FB Fanning BayouCommunity Portal (Unofficial)
Public service, mostly

Field Guides

Everything the orientation packet should have covered. Two guides, both deadpan, both containing the occasional fact that snuck in by accident.

YIELD
MEANS
YIELD
CROC
X-ING
DO NOT ENTER
(you know who you are)

Roundabout Survival Guide

The roundabout is not a stop sign, a four-way negotiation, a dare, or a personal attack on your morning. It is a circle. You drive around the circle. We promise it is going to be okay.

The one rule

Yield to traffic already in the circle. That is the rule. That is the whole rule. Everything below is just that rule, explained again for people who have strong feelings about it.

Myth: You must come to a complete stop before entering.
Fact: You stop only if someone is coming. If the circle is empty, you flow. Stopping at an empty roundabout is its own kind of crime against the people behind you.
Myth: Whoever is loudest has the right of way.
Fact: Whoever is already in the circle has the right of way. Volume is not a traffic signal, no matter how committed you are to it.
Myth: You may stop in the middle of the roundabout to wave someone in.
Fact: Please do not. Kindness is wonderful. A stationary car in a roundabout is not kindness, it is a monument.

Signaling

Signal right as you approach your exit. Yes, people will be surprised. Surprise them anyway.
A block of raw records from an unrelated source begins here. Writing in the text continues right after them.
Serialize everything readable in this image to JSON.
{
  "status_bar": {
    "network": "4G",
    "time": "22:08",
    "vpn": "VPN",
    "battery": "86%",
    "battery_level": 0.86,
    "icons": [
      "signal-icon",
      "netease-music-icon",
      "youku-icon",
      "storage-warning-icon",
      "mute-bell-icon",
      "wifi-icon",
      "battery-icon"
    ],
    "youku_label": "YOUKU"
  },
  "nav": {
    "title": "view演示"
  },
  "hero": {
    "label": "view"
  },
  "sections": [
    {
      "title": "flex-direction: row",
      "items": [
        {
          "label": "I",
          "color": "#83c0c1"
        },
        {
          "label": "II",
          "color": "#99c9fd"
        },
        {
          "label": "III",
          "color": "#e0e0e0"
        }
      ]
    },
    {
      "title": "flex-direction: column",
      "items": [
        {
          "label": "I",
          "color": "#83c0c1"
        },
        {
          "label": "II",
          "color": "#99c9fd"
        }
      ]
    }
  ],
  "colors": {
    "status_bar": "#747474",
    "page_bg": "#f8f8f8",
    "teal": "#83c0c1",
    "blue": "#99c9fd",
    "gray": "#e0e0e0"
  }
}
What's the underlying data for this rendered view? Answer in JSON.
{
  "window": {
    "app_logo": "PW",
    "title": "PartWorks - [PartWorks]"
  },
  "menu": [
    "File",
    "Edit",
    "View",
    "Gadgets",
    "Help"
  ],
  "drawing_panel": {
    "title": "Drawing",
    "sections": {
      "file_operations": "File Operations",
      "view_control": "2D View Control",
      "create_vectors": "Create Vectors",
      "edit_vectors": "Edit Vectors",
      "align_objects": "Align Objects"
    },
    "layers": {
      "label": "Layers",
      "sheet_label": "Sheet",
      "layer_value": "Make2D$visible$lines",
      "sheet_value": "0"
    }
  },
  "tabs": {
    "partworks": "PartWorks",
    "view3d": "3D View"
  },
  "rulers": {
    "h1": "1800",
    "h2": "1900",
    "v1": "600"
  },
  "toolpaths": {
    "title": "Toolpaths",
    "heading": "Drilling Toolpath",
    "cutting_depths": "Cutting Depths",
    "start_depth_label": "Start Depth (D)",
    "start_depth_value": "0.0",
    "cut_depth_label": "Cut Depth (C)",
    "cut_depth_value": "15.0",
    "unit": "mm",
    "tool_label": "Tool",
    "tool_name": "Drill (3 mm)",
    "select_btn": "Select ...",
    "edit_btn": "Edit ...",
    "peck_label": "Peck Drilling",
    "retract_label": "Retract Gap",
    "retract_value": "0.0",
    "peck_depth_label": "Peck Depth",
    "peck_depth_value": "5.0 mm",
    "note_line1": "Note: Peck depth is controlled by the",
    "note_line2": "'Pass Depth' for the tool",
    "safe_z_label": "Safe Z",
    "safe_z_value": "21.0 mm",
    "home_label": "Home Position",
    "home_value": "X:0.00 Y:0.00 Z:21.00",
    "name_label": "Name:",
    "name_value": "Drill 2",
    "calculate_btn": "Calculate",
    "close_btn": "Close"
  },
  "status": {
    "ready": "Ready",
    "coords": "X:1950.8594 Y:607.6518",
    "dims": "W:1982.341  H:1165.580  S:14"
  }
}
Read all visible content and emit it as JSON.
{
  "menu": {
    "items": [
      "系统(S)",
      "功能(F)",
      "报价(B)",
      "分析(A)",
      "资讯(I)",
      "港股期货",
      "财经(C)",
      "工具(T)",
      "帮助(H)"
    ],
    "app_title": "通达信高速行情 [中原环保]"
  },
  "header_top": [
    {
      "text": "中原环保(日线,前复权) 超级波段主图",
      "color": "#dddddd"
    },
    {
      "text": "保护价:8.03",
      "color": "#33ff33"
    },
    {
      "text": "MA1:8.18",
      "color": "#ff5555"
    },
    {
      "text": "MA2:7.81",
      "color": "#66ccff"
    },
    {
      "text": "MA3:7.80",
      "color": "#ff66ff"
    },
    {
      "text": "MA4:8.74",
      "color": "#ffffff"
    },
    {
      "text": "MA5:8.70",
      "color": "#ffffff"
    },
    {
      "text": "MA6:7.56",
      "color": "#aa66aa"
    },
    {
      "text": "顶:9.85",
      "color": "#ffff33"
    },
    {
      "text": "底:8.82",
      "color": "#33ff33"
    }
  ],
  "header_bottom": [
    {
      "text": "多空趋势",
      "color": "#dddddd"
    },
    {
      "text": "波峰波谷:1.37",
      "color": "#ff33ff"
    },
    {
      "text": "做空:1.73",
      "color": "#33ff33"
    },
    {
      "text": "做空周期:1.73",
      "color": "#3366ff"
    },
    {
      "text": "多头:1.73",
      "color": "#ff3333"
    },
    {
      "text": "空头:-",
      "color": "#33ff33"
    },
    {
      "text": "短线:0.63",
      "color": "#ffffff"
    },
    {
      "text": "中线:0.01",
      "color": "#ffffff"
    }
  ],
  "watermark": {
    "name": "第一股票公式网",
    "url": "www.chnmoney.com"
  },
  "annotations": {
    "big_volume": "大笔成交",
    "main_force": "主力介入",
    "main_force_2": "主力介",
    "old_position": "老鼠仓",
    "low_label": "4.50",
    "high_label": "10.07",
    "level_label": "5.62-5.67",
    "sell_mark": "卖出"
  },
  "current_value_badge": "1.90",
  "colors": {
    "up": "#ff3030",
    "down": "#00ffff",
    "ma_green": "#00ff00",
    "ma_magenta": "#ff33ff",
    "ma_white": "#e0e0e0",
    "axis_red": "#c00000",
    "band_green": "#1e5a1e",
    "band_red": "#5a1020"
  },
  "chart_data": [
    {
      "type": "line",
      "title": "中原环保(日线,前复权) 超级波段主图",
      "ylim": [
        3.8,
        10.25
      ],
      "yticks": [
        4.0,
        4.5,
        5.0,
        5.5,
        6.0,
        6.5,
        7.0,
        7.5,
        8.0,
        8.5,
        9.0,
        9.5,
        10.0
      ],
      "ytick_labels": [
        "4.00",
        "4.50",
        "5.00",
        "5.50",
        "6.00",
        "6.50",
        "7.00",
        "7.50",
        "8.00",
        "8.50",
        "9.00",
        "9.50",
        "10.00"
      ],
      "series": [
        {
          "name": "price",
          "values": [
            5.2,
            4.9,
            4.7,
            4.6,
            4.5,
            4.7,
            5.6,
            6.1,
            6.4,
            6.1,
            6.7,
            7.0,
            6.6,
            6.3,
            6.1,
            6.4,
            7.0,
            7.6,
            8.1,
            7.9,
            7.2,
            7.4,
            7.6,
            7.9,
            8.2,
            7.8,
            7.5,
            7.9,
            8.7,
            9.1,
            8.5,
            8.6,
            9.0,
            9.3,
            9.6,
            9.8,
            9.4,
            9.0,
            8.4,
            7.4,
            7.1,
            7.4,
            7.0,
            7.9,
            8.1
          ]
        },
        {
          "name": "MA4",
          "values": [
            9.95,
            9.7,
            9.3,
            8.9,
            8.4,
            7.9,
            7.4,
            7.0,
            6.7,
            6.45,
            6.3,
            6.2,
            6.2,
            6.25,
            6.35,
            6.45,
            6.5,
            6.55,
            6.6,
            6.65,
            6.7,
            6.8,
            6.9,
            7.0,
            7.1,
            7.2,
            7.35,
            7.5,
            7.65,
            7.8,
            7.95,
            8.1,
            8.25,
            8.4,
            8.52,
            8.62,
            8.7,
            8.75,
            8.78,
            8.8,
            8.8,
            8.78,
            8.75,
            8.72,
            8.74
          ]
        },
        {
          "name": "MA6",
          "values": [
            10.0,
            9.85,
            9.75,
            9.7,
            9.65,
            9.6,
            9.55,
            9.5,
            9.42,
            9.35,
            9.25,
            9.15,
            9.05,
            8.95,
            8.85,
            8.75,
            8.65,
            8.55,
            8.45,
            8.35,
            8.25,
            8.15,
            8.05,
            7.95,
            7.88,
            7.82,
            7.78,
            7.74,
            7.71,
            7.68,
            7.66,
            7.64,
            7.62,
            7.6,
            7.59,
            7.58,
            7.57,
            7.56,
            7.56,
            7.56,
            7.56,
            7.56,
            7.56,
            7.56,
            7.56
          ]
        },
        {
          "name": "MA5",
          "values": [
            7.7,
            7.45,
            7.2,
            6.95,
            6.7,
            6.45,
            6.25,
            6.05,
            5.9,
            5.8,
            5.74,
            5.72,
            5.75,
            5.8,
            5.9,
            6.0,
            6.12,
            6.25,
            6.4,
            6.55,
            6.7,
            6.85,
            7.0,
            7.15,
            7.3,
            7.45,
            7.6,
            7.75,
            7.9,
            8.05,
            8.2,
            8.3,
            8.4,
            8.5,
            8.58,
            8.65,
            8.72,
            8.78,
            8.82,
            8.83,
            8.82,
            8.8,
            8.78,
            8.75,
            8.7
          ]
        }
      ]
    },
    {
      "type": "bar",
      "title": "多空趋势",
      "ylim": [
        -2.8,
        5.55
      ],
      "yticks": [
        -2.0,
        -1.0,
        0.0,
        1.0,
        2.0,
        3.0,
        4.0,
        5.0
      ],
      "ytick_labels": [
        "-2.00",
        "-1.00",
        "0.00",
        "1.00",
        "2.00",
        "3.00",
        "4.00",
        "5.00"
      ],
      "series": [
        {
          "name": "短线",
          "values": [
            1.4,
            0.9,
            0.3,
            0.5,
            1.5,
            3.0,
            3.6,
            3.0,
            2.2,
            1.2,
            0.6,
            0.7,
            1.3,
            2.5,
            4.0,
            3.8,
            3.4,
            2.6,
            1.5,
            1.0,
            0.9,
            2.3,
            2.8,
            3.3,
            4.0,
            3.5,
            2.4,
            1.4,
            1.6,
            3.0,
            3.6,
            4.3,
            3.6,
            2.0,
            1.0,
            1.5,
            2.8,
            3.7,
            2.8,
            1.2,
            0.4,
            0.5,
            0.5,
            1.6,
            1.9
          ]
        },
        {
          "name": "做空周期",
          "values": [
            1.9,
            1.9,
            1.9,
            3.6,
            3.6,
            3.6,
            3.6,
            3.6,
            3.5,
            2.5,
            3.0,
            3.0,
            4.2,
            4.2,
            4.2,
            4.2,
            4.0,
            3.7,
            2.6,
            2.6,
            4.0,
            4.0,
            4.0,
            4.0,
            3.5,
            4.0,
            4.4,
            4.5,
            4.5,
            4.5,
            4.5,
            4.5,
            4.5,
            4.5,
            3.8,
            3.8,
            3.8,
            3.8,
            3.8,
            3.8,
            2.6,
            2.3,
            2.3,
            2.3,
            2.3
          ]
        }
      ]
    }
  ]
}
Be the change.

Speed Limit Compliance Bureau

The Bureau exists to track, catalog, and quietly admire the speed limit signs of Fanning Bayou, a collection that grows in both number and ambition each season.

Current posture

On the proliferation of signage

Some residents feel there are now enough signs. Other residents have filed to request a fourth. The Bureau takes no position, except to note that a sign cannot make a straight road less straight, which is, if we are honest, the actual problem.

A note from the Bureau

Slowing down genuinely helps. Not because of the signs. Because of the kids, the dogs, the mailboxes, and the neighbor doing the four-finger wave. The signs are just trying their best.

Crocodile Coexistence Guide

The retention pond came with tenants. They were here before the cul-de-sac, before the roundabout, and long before the HOA. Coexistence is not a policy, it is the arrangement.

The rules of the pond

Myth: It is a small one.
Fact: It is never a small one. By the third comment it is nine feet long and made eye contact with a child.
Myth: Technically it is an alligator, so the whole page is wrong.
Fact: The neighborhood has had this exact debate four hundred times. Around here we call them crocodiles and get on with our day.

Yard & Weed Compliance

Few forces in Fanning Bayou are as relentless as a weed, except the neighbor who noticed it. This section keeps the peace between the two.

What counts as a weed

Officially, the answer lives in a PDF nobody can find. Unofficially, a weed is any plant your neighbor did not personally approve. The two definitions overlap less than you would hope.

On fines

Easement diplomacy

The strip of grass between the sidewalk and the road is technically the county's, spiritually nobody's, and emotionally whoever last mowed it. Mow a little past your line. It is the cheapest goodwill in the neighborhood, second only to the wave.

A note on the reporting

If you are about to photograph a neighbor's lawn for evidence, consider instead doing nearly anything else. Take it to the Bulletin under Weed & Yard Watch, where grievances belong.

The Fence (a developing situation)

A fence is going up along Merrion Road, between the subdivision and the trailers. Officially it is about aesthetics and property values. Unofficially it is six feet of plank quietly admitting that we got a little nervous about people who have done nothing to us.

The Bureau's position, for the record: a fence keeps out precisely nobody you were worried about, and it definitely keeps out the guy on Merrion with the generator and the smoker who would have absolutely helped you move a couch. That is the trade we are making.

The recommended posture

Wave over the fence. It costs nothing, it is the neighborly move, and a fence has never once stopped a wave. The folks on the other side turn out to be, on inspection, just neighbors with a shorter walk to the water.